If you’re fed up with managing virtual private networks (VPNs) then take heart: you are not alone. Although automation and application templates are making VPNs easier to get up and running every month, they are far from straightforward, they can be tedious to configure, and there is still a significant cost involved. A study carried out recently by U.S.-based Forrester Research found that an increasing number of companies are looking to buy their VPNs as a managed service.
The most common reasons for this cited in the research – surprise surprise – were cost effectiveness and simplicity. By outsourcing, companies can avoid managing complex digital certificates, configuring equipment and having to stay on top of frequent upgrades. And when done right, a managed VPN can even save money.
The most popular form of site-to-site link that companies are looking to outsource to replace existing WAN links is a connection over a multi-protocol label switching (MPLS) network, often called an MPLS VPN. MPLS networks have the advantage of ubiquity – pretty much every network service provider worth its salt has, and is actively selling, an MPLS network, with the result that there is now a globally available MPLS backbone.
MPLS networks are interesting because they are smarter than plain IP networks: when IP traffic from a source network enters an MPLS network it is classified and assigned a label by a label edge router, converting the IP packet into an MPLS packet. The labeled packet is then forwarded along a label switch path to a label switch router, which in turn forwards the packet using instructions on the label. At each hop, the label is removed and a new one added before the packet is passed on. When the packet reaches the edge of the MPLS network the label is removed, unencapsulating the packet and reconverting it into an IP packet. It is then forwarded onto the destination network as a normal IP packet.
Why is that smart? Because the labels can include information about the source application of the data, and, effectively, which user or organization the data “belongs to”. And a packet that enters an MPLS network at a particular router can be assigned a different label to the same packet entering the network at a different router – and forwarding decisions can therefore be made based on the ingress router. (This can’t be done using traditional IP packet forwarding as the ingress router’s identity is not part of the packet itself, and IP routing only looks at the packet.) So data can easily be recognized and prioritized – to ensure quality of service (QoS) for voice and video applications for example – based on the type of data it is and also where it is coming from – simply by looking at the label.
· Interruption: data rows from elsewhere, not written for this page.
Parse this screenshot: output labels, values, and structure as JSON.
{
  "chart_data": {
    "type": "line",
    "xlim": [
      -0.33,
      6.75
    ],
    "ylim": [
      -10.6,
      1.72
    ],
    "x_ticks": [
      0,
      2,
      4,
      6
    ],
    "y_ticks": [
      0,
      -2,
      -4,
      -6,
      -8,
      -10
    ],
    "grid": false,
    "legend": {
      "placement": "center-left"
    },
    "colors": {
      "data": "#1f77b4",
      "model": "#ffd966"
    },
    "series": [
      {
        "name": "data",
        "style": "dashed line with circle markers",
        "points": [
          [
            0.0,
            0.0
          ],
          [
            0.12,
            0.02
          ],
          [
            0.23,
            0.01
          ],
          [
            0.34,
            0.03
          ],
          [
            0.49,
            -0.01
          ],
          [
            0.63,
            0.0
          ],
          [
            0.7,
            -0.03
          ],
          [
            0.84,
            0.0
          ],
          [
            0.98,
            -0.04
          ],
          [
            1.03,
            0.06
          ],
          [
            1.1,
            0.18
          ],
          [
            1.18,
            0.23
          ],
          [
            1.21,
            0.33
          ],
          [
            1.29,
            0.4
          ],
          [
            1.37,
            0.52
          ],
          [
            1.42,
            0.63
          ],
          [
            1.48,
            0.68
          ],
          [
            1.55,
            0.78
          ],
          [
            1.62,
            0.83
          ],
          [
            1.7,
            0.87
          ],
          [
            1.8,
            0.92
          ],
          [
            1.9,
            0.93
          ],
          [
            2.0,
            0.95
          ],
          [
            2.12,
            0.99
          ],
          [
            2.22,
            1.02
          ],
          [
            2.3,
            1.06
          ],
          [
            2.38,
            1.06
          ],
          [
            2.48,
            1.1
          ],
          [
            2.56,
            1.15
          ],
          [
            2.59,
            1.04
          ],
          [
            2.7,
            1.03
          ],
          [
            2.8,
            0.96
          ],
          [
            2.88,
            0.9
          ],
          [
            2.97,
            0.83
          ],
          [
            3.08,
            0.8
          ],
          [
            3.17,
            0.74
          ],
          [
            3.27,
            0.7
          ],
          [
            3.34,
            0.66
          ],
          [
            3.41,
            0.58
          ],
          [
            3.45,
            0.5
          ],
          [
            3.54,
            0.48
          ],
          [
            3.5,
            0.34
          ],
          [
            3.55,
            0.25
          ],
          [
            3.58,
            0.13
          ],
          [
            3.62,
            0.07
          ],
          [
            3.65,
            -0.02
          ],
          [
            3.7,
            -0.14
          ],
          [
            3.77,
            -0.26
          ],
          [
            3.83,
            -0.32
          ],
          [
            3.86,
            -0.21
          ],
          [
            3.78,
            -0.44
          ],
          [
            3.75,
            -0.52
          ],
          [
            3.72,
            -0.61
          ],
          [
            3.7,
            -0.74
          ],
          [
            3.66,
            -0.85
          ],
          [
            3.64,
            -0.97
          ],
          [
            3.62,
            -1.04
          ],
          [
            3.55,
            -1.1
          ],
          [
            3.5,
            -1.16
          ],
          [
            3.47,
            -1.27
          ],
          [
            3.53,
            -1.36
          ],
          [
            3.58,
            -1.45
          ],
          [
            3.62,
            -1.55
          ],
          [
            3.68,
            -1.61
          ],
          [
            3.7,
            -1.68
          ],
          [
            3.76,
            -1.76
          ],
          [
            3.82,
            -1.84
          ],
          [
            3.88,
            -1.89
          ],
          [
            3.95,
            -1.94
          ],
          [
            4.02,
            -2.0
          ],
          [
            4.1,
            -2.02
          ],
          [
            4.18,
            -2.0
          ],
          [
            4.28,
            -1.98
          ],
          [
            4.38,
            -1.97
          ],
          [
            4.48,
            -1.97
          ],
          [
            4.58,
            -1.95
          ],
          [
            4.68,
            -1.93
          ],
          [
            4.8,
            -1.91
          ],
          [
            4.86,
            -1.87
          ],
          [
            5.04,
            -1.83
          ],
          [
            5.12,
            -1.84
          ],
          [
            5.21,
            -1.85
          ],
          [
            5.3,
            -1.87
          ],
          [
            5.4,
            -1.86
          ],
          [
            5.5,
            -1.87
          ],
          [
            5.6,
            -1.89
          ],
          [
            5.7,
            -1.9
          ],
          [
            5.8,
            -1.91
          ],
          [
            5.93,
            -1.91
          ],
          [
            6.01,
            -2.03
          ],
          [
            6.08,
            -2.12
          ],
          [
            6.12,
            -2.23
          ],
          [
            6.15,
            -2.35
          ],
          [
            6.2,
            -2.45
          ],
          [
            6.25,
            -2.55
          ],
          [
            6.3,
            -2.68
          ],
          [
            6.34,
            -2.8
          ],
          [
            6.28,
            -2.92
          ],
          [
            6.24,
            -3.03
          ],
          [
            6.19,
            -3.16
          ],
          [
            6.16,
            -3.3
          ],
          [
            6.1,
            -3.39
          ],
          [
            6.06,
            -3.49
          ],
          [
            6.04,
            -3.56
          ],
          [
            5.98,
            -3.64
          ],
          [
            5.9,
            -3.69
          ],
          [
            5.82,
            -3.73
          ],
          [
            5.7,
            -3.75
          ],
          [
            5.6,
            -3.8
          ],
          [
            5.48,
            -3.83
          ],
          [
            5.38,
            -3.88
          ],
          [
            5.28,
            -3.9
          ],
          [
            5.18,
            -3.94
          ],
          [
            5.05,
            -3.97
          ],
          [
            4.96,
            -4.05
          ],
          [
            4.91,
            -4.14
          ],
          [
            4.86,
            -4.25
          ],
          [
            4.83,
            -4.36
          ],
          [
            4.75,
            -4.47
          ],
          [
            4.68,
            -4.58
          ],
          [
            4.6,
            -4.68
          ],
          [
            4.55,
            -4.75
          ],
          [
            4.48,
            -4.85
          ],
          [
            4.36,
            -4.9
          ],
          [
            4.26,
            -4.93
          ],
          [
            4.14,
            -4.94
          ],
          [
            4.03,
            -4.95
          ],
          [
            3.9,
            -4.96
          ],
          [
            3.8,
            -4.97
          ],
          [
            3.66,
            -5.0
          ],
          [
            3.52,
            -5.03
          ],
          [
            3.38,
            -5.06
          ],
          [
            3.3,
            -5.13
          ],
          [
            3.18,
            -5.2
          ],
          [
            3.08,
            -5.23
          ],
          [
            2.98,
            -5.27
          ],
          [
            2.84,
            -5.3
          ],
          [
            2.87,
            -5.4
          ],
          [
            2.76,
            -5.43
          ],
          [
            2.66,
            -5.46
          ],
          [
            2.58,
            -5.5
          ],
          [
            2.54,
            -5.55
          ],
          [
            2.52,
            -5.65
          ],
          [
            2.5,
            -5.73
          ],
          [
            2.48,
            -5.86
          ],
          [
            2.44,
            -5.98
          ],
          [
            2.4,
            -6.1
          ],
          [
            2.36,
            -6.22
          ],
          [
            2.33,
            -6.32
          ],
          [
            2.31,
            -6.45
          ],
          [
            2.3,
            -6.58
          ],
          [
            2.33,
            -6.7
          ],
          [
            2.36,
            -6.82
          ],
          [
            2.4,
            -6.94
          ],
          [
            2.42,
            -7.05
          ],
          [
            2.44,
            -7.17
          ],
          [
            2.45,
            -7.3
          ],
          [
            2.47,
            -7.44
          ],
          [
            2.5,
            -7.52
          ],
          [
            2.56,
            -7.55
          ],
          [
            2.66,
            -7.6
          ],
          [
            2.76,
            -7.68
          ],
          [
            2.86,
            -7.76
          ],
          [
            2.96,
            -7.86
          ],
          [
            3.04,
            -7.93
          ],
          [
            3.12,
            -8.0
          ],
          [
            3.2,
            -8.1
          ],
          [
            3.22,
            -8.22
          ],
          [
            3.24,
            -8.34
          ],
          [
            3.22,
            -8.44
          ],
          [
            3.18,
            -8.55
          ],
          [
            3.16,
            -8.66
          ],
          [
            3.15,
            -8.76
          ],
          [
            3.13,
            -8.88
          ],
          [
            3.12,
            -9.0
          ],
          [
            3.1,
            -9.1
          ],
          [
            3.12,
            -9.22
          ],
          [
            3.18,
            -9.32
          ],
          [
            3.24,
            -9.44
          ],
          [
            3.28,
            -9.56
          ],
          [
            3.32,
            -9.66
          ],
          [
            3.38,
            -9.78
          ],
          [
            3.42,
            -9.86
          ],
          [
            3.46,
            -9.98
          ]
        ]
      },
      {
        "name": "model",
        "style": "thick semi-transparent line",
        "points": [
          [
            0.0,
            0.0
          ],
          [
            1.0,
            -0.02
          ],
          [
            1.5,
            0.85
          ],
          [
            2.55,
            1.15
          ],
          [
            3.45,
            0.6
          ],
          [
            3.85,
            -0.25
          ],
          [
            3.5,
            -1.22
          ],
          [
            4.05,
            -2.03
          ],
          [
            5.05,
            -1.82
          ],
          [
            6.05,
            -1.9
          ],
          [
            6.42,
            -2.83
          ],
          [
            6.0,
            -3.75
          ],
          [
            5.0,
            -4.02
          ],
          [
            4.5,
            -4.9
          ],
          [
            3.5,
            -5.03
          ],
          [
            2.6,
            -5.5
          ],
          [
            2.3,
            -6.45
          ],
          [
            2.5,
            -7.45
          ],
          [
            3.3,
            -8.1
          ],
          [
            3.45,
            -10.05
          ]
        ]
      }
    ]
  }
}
This is very useful on a converged network carrying many types of data.
What’s more, when a service provider offers an MPLS network and managed ADSL links for small branch offices (or even home workers), the two can be combined to provide what is effectively a QoS enabled ADSL link.
This isn’t just theory – it actually works in practice: Forrester’s research found that most MPLS service providers SLAs are now mature enough to guarantee the latency, jitter and delay metrics needed to build enterprise wide converged voice, video and data networks. “The Internet is not predictable, but MPLS networks are often run on service providers own backbones, so they really can guarantee jitter and latency levels – all the things you need to run video or important transactions,” says Robert Whiteley, an analyst at Forrester.
The Security Question
In terms of security, most companies are used to thinking in terms of IPSec or SSL based IP VPNs. But a WAN link based on an MPLS network is a slightly different kettle of fish. MPLS labeling means that network operators can segregate one network customer’s traffic from all others, so that different customers can use overlapping private IP addressing schemes without needing to resort to NAT. It is this traffic isolation, much like the way Frame Relay or ATM PVCs (private virtual circuits) are isolated on a public ATM or Frame Relay network, that leads to the term MPLS VPN, since each customer has in effect a private IP network.
But, just as Frame Relay or ATM services have no built in method of encryption, nor does an MPLS VPN. Interception of MPLS traffic would require access to the service provider network, so security is based in how capable is the service provider of securing its own network. “MPLS looks like a Layer 2 service like Frame Relay or ATM and has the same level of privacy because your traffic is separate from everyone else’s,” says Whiteley. “You could add encryption, but even (US) government agencies don’t do that. Basically the government has said that encryption is not necessary over MPLS, and more than 90 per cent of MPLS managed service users don’t encrypt their data.”
Essentially then, anyone who was happy with unencrypted ATM or Frame Relay is not taking a significantly higher risk with unencrypted MPLS, although organizations would be well advised to obtain assurances that their prospective carrier has effectively isolated its MPLS backbone from any public Internet-peered portion of their network, Forrester points out. Of course there is nothing about MPLS that precludes encryption: just like any IP traffic, packets can be encrypted using SSL or IPSec before being tagged and entering the MPLS network. But just like any encryption system, there will always be some theoretical performance degradation.
If anything is holding MPLS VPNS back, it’s the lack of a standard network to network interface (NNI) to scale services across multiple carriers. Forrester’s Whiteley predicts that 2005 will be the year in which momentum builds for service provider and vendor consortiums to work to define one. If and when this happens, the last major barrier to a true Frame Relay replacement will have been removed, and large scale MPLS VPNS will become a whole lot more common. Watch this space.